Волшебницы, потупившись, приняли заслуженные комплименты, а затем немедленно перешли к действию. Тетя Годельева встала перед Анной, а бабушка Франциска сзади, за ее спиной, каждая держала зеркало, как щит, на вытянутой руке. Сознавая всю важность момента, они торжественно объяснили девушке, что делать:

— В переднем зеркале отражается то, что сзади. Таким образом, ты сможешь увидеть, как ты выглядишь с затылка или в профиль. Помоги нам правильно встать.

Подошедшая Ида не скрывала зависти.

— Где вы взяли эти зеркала?

— Нам их одолжила графиня.

Все зааплодировали такой удаче: подобное сокровище могло принадлежать лишь знатной даме; торговцы даже не предлагали зеркала простолюдинам — куда такое бедноте!

Анна глянула внутрь круглого ободка, рассмотрела свое удивленное лицо, оценила замысловатые завитки светлых волос, уложенных в изящную прическу, удивилась, какая у нее длинная шея и изящные ушки. Однако ее не покидало странное чувство: хотя ничего неприятного в зеркале не отражалось, увиденное было совершенно непривычным — она смотрела на незнакомку. Ее перевернутое изображение — в фас, сбоку или сзади — могло принадлежать и ей, и кому угодно другому; оно совсем не походило на нее.

— Ты довольна?

— О да! Спасибо.

Не отличавшаяся тщеславием Анна, отвечая на вопрос тетки, думала, что та спрашивает о зеркале.

— Ты что, не отдаешь себе отчета в том, как тебе повезло?! — рявкнула бабушка Франциска.

— Конечно отдаю, — возразила Анна, — мне очень повезло, что оно мне досталось.

— Да нет, я имела в виду Филиппа.
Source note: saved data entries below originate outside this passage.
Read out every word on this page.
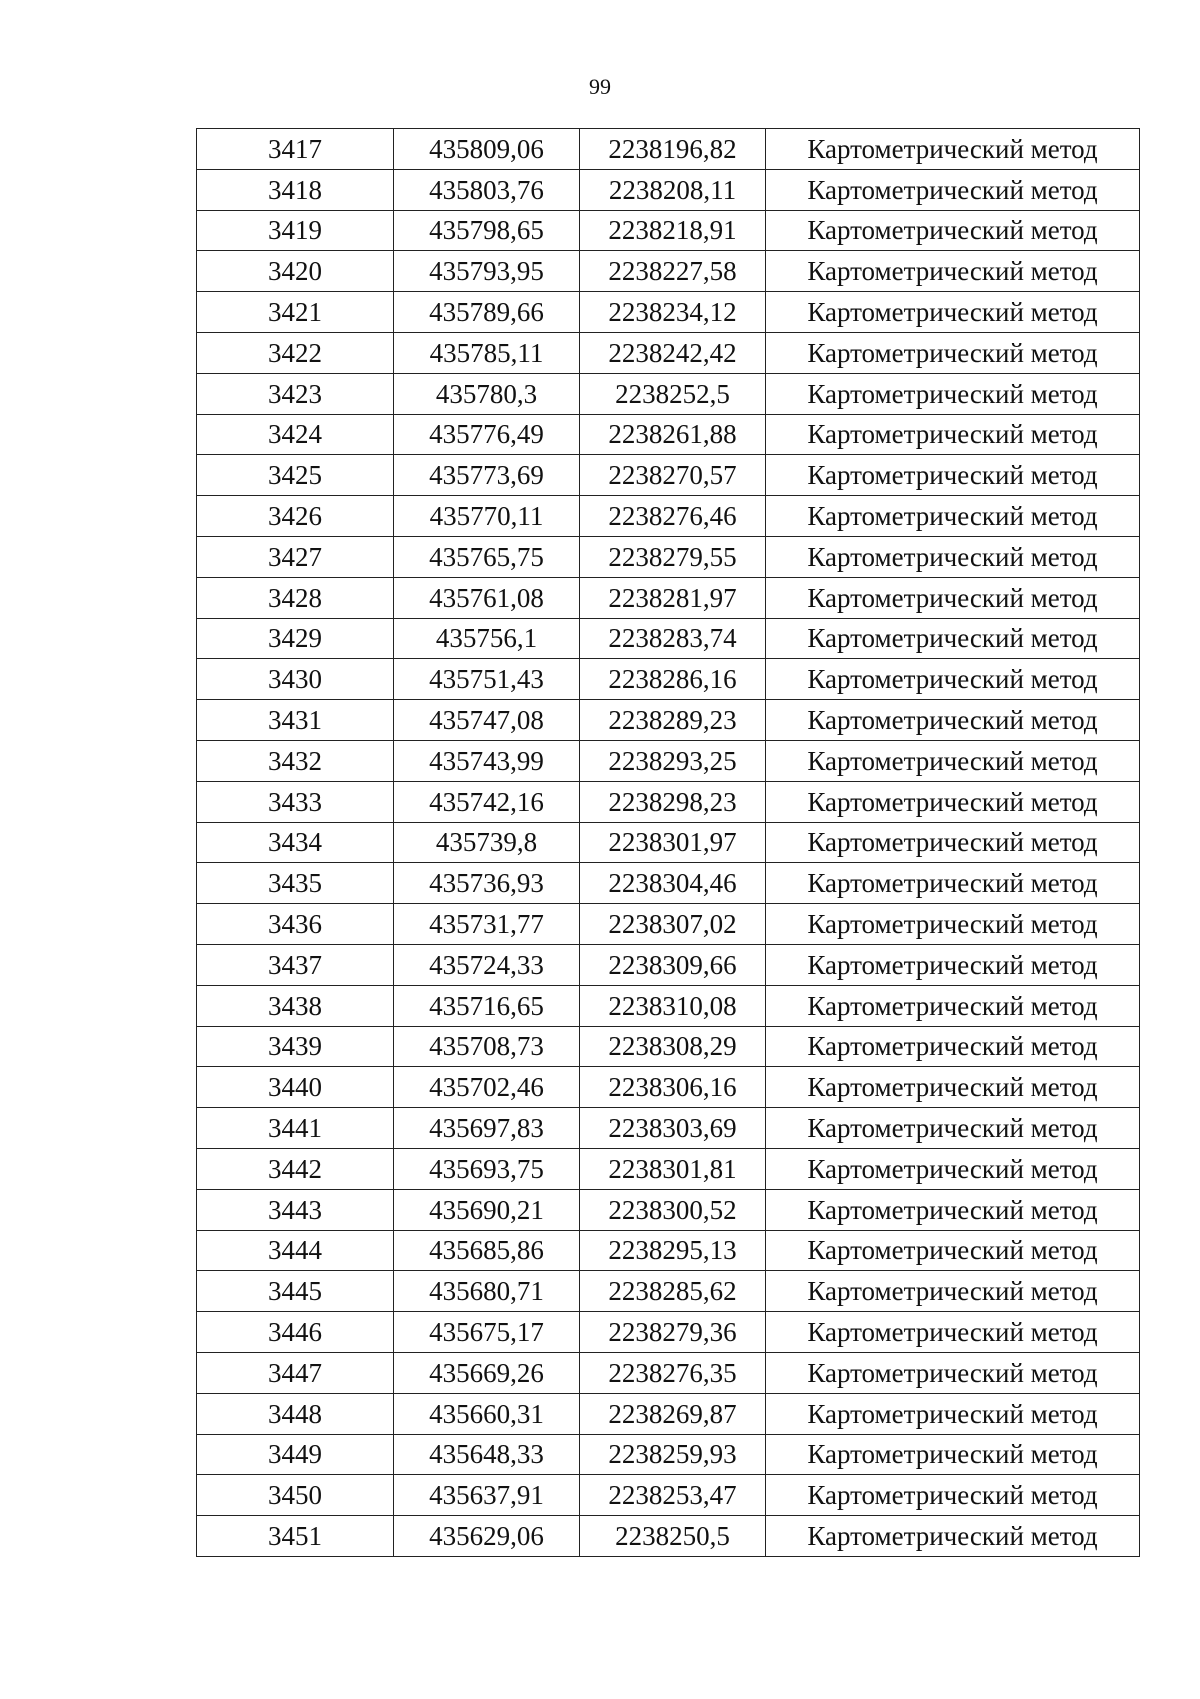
99
3417	435809,06	2238196,82	Картометрический метод
3418	435803,76	2238208,11	Картометрический метод
3419	435798,65	2238218,91	Картометрический метод
3420	435793,95	2238227,58	Картометрический метод
3421	435789,66	2238234,12	Картометрический метод
3422	435785,11	2238242,42	Картометрический метод
3423	435780,3	2238252,5	Картометрический метод
3424	435776,49	2238261,88	Картометрический метод
3425	435773,69	2238270,57	Картометрический метод
3426	435770,11	2238276,46	Картометрический метод
3427	435765,75	2238279,55	Картометрический метод
3428	435761,08	2238281,97	Картометрический метод
3429	435756,1	2238283,74	Картометрический метод
3430	435751,43	2238286,16	Картометрический метод
3431	435747,08	2238289,23	Картометрический метод
3432	435743,99	2238293,25	Картометрический метод
3433	435742,16	2238298,23	Картометрический метод
3434	435739,8	2238301,97	Картометрический метод
3435	435736,93	2238304,46	Картометрический метод
3436	435731,77	2238307,02	Картометрический метод
3437	435724,33	2238309,66	Картометрический метод
3438	435716,65	2238310,08	Картометрический метод
3439	435708,73	2238308,29	Картометрический метод
3440	435702,46	2238306,16	Картометрический метод
3441	435697,83	2238303,69	Картометрический метод
3442	435693,75	2238301,81	Картометрический метод
3443	435690,21	2238300,52	Картометрический метод
3444	435685,86	2238295,13	Картометрический метод
3445	435680,71	2238285,62	Картометрический метод
3446	435675,17	2238279,36	Картометрический метод
3447	435669,26	2238276,35	Картометрический метод
3448	435660,31	2238269,87	Картометрический метод
3449	435648,33	2238259,93	Картометрический метод
3450	435637,91	2238253,47	Картометрический метод
3451	435629,06	2238250,5	Картометрический метод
Другого такого не сыщешь.

Соседки степенно закивали. Мужики в Брюгге большая редкость. Никогда еще в городе не было такого дефицита… Мужчины исчезли. Сколько их осталось? Один на двух баб? Может, даже один на трех. Бедная Фландрия была поражена странным недугом: нехваткой сильного пола. За несколько десятилетий мужское население на севере Европы снизилось настолько, что это уже вызывало опасения. Многим женщинам пришлось смириться с одинокой жизнью или уйти в монастырь; некоторые отказались от материнства; самые смелые, чтобы справиться с нуждой, овладели мужскими ремеслами — кузнечным или столярным делом.

Галантерейщица строго взглянула на приятельницу, расслышав в ее голосе упрек.

— Так было угодно Господу! — заявила она.

Бабушка Франциска вздрогнула, испугавшись, что ее могут обвинить в богохульстве.

— Разумеется, это Господь послал нам такое испытание! — торопливо исправилась она. — Это Господь призвал наших мужчин отправиться в Крестовые походы. Во имя Его они гибнут, сражаясь с неверными. Господь убивает их в море, на дорогах, в лесах. Господь убивает их на работе. Господь призывает их к себе раньше нас. Это по Его милости мы хиреем без них.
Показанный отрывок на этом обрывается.